Migraine Associated With Incomplete Brain Artery Structure

A network of arteries in the brain called "the circle of Willis" is more likely to be incomplete in Migraine patients than in non-Migraineurs, according to a study by researchers at the University of Pennsylvania.

Researchers used imaging to examine the brain structures in three groups: a Migraine-free control group, a Migraine with Aura group, and a Migraine without Aura group. Although incomplete circle of Willis, a structure that protects the supply of blood from arteries to the brain, is actually quite common, it was more frequently observed in study subjects with Migraine with Aura and Migraine without Aura than in the Migraine-free control group.
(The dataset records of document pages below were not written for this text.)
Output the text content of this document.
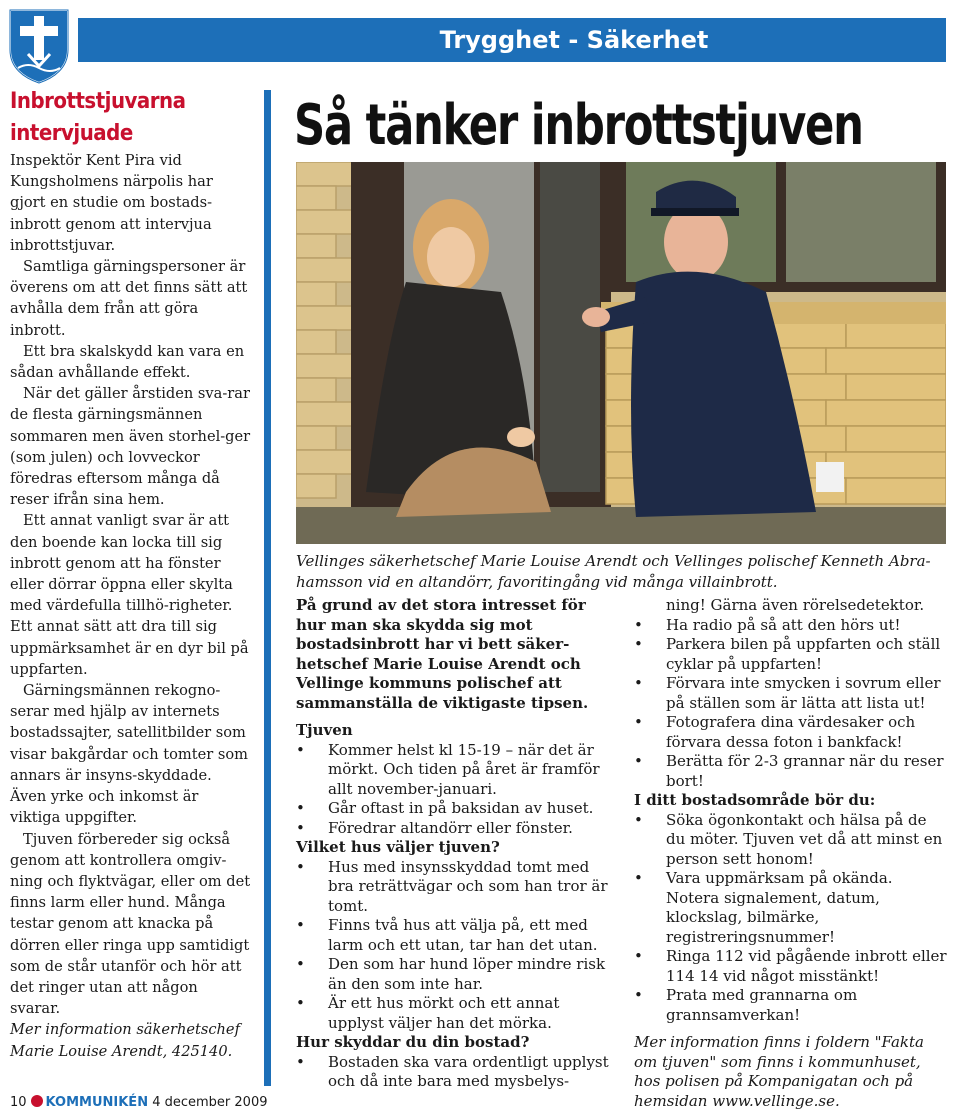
Trygghet - Säkerhet
Inbrottstjuvarna
intervjuade

Inspektör Kent Pira vid Kungsholmens närpolis har gjort en studie om bostads-inbrott genom att intervjua inbrottstjuvar.

Samtliga gärningspersoner är överens om att det finns sätt att avhålla dem från att göra inbrott.

Ett bra skalskydd kan vara en sådan avhållande effekt.

När det gäller årstiden sva-rar de flesta gärningsmännen sommaren men även storhel-ger (som julen) och lovveckor föredras eftersom många då reser ifrån sina hem.

Ett annat vanligt svar är att den boende kan locka till sig inbrott genom att ha fönster eller dörrar öppna eller skylta med värdefulla tillhö-righeter. Ett annat sätt att dra till sig uppmärksamhet är en dyr bil på uppfarten.

Gärningsmännen rekogno-serar med hjälp av internets bostadssajter, satellitbilder som visar bakgårdar och tomter som annars är insyns-skyddade. Även yrke och inkomst är viktiga uppgifter.

Tjuven förbereder sig också genom att kontrollera omgiv-ning och flyktvägar, eller om det finns larm eller hund. Många testar genom att knacka på dörren eller ringa upp samtidigt som de står utanför och hör att det ringer utan att någon svarar.

Mer information säkerhetschef Marie Louise Arendt, 425140.

Så tänker inbrottstjuven
Vellinges säkerhetschef Marie Louise Arendt och Vellinges polischef Kenneth Abra-hamsson vid en altandörr, favoritingång vid många villainbrott.

På grund av det stora intresset för hur man ska skydda sig mot bostadsinbrott har vi bett säker-hetschef Marie Louise Arendt och Vellinge kommuns polischef att sammanställa de viktigaste tipsen.

Tjuven

• Kommer helst kl 15-19 – när det är mörkt. Och tiden på året är framför allt november-januari.
• Går oftast in på baksidan av huset.
• Föredrar altandörr eller fönster.

Vilket hus väljer tjuven?

• Hus med insynsskyddad tomt med bra reträttvägar och som han tror är tomt.
• Finns två hus att välja på, ett med larm och ett utan, tar han det utan.
• Den som har hund löper mindre risk än den som inte har.
• Är ett hus mörkt och ett annat upplyst väljer han det mörka.

Hur skyddar du din bostad?

• Bostaden ska vara ordentligt upplyst och då inte bara med mysbelys-

ning! Gärna även rörelsedetektor.

• Ha radio på så att den hörs ut!
• Parkera bilen på uppfarten och ställ cyklar på uppfarten!
• Förvara inte smycken i sovrum eller på ställen som är lätta att lista ut!
• Fotografera dina värdesaker och förvara dessa foton i bankfack!
• Berätta för 2-3 grannar när du reser bort!

I ditt bostadsområde bör du:

• Söka ögonkontakt och hälsa på de du möter. Tjuven vet då att minst en person sett honom!
• Vara uppmärksam på okända. Notera signalement, datum, klockslag, bilmärke, registreringsnummer!
• Ringa 112 vid pågående inbrott eller 114 14 vid något misstänkt!
• Prata med grannarna om grannsamverkan!

Mer information finns i foldern "Fakta om tjuven" som finns i kommunhuset, hos polisen på Kompanigatan och på hemsidan www.vellinge.se.

10 KOMMUNIKÉN 4 december 2009
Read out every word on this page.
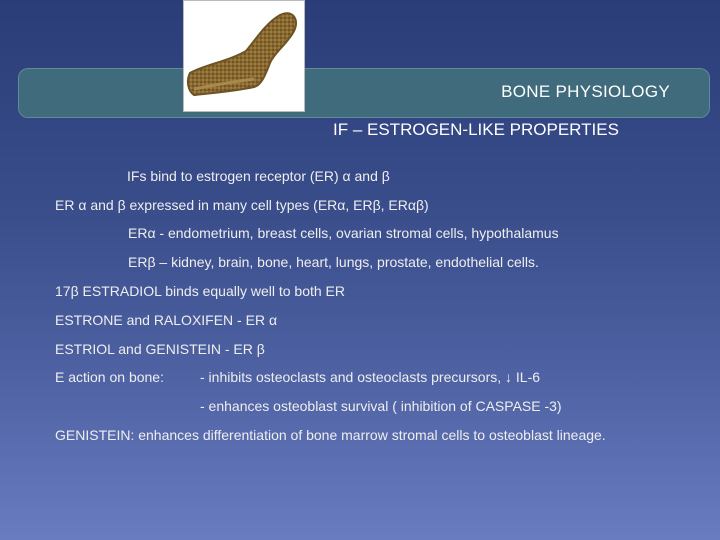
BONE PHYSIOLOGY
IF – ESTROGEN-LIKE PROPERTIES
IFs bind to estrogen receptor (ER) α and β
ER α and β expressed in many cell types (ERα, ERβ, ERαβ)
ERα - endometrium, breast cells, ovarian stromal cells, hypothalamus
ERβ – kidney, brain, bone, heart, lungs, prostate, endothelial cells.
17β ESTRADIOL binds equally well to both ER
ESTRONE and RALOXIFEN - ER α
ESTRIOL and GENISTEIN - ER β
E action on bone:	- inhibits osteoclasts and osteoclasts precursors, ↓ IL-6
- enhances osteoblast survival ( inhibition of CASPASE -3)
GENISTEIN: enhances differentiation of bone marrow stromal cells to osteoblast lineage.
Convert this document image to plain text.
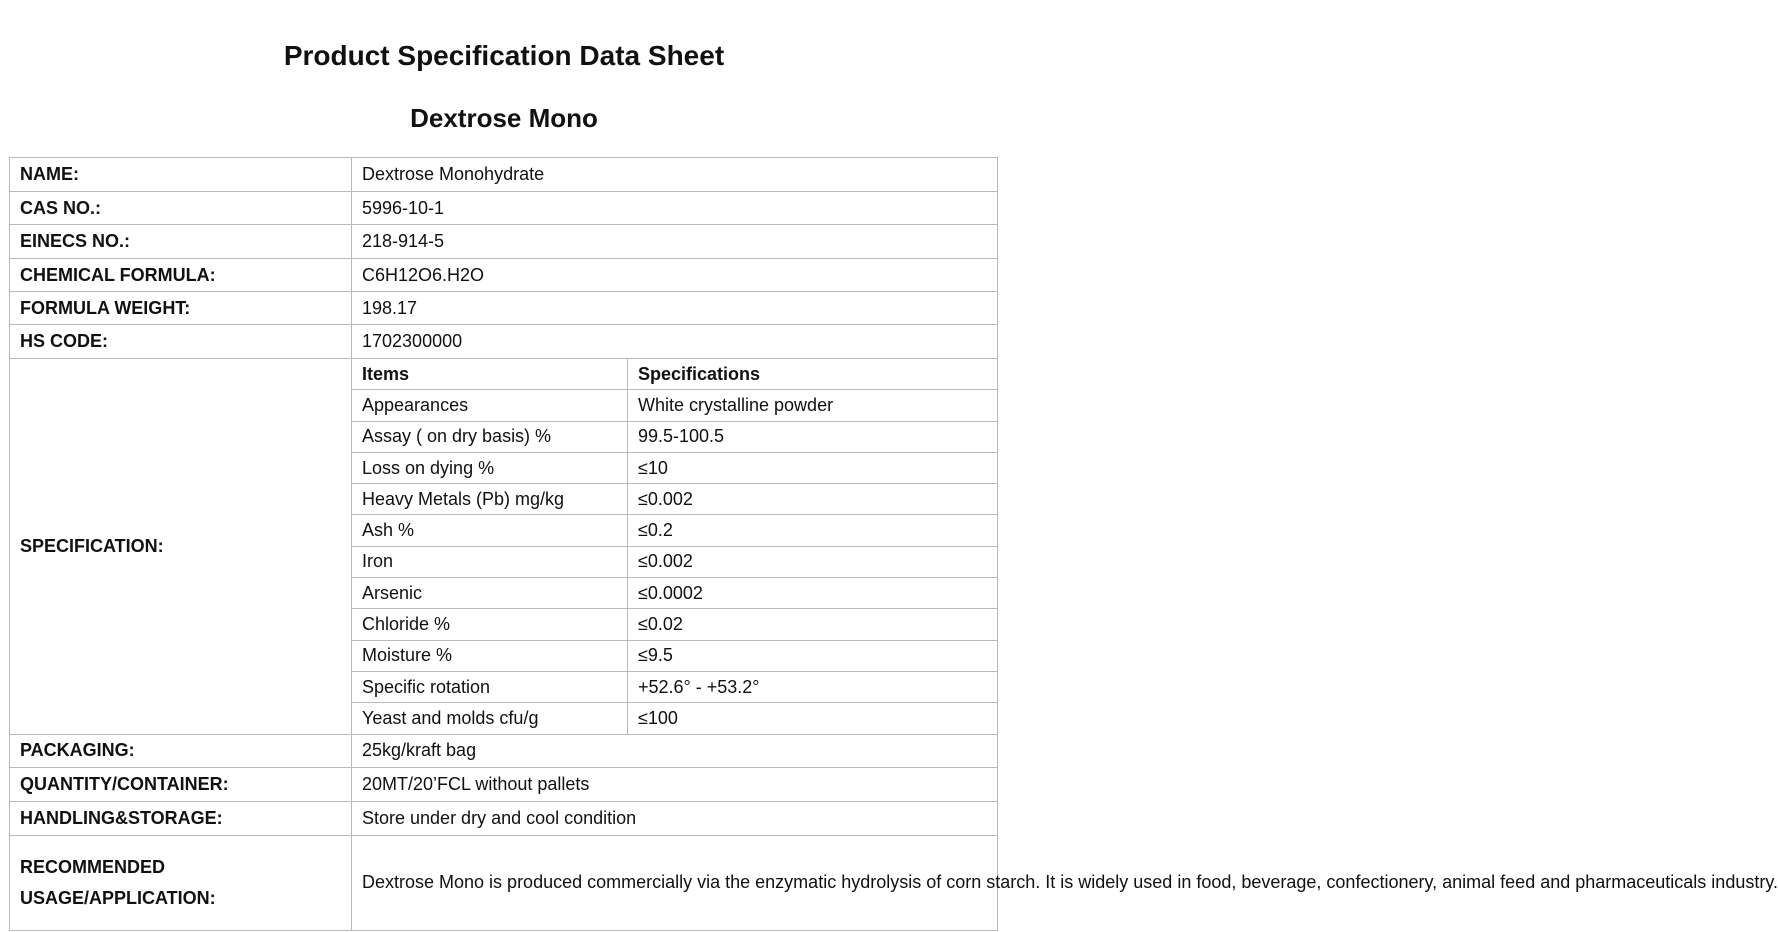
Product Specification Data Sheet
Dextrose Mono
NAME:	Dextrose Monohydrate
CAS NO.:	5996-10-1
EINECS NO.:	218-914-5
CHEMICAL FORMULA:	C6H12O6.H2O
FORMULA WEIGHT:	198.17
HS CODE:	1702300000
SPECIFICATION:	
Items	Specifications
Appearances	White crystalline powder
Assay ( on dry basis) %	99.5-100.5
Loss on dying %	≤10
Heavy Metals (Pb) mg/kg	≤0.002
Ash %	≤0.2
Iron	≤0.002
Arsenic	≤0.0002
Chloride %	≤0.02
Moisture %	≤9.5
Specific rotation	+52.6° - +53.2°
Yeast and molds cfu/g	≤100

PACKAGING:	25kg/kraft bag
QUANTITY/CONTAINER:	20MT/20’FCL without pallets
HANDLING&STORAGE:	Store under dry and cool condition
RECOMMENDED
USAGE/APPLICATION:	Dextrose Mono is produced commercially via the enzymatic hydrolysis of corn starch. It is widely used in food, beverage, confectionery, animal feed and pharmaceuticals industry.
The research team also measured changes in cerebral blood flow to learn more about the possible association between the circle of Willis structural abnormality and cerebral blood flow. Based on their analysis, there is diminished cerebral blood flow in areas supplied by the circle of Willis.

Blood vessels have been thought to play a role in the Migraine process for many years. But as we've learned more about Migraine, specific beliefs about that role have changed.

Migraine used to be considered a vascular disorder. Dilation of blood vessels in the head was believed to be responsible for a Migraine attack. It's now a widely accepted view that the Migraine process is instead initiated by neurons and a cascade of events in the brain. But the changes in cerebral blood flow observed in this study suggest blood vessels are also involved in Migraine in some way we don't yet understand.

These researchers hypothesize that cerebral blood flow impairment may allow development of a lack of oxygen (ischemia) relative to the excitement of neurons, trigger cortical spreading depression and predispose Migraineurs to stroke and lesions.

Unfortunately, the study had a very small sample size, which significantly limited the research team's ability to draw many conclusions about circle of Willis and cerebral blood flow. Future research that builds on these findings may give us more information and confirm the hypothesis about the role of cerebral blood flow changes.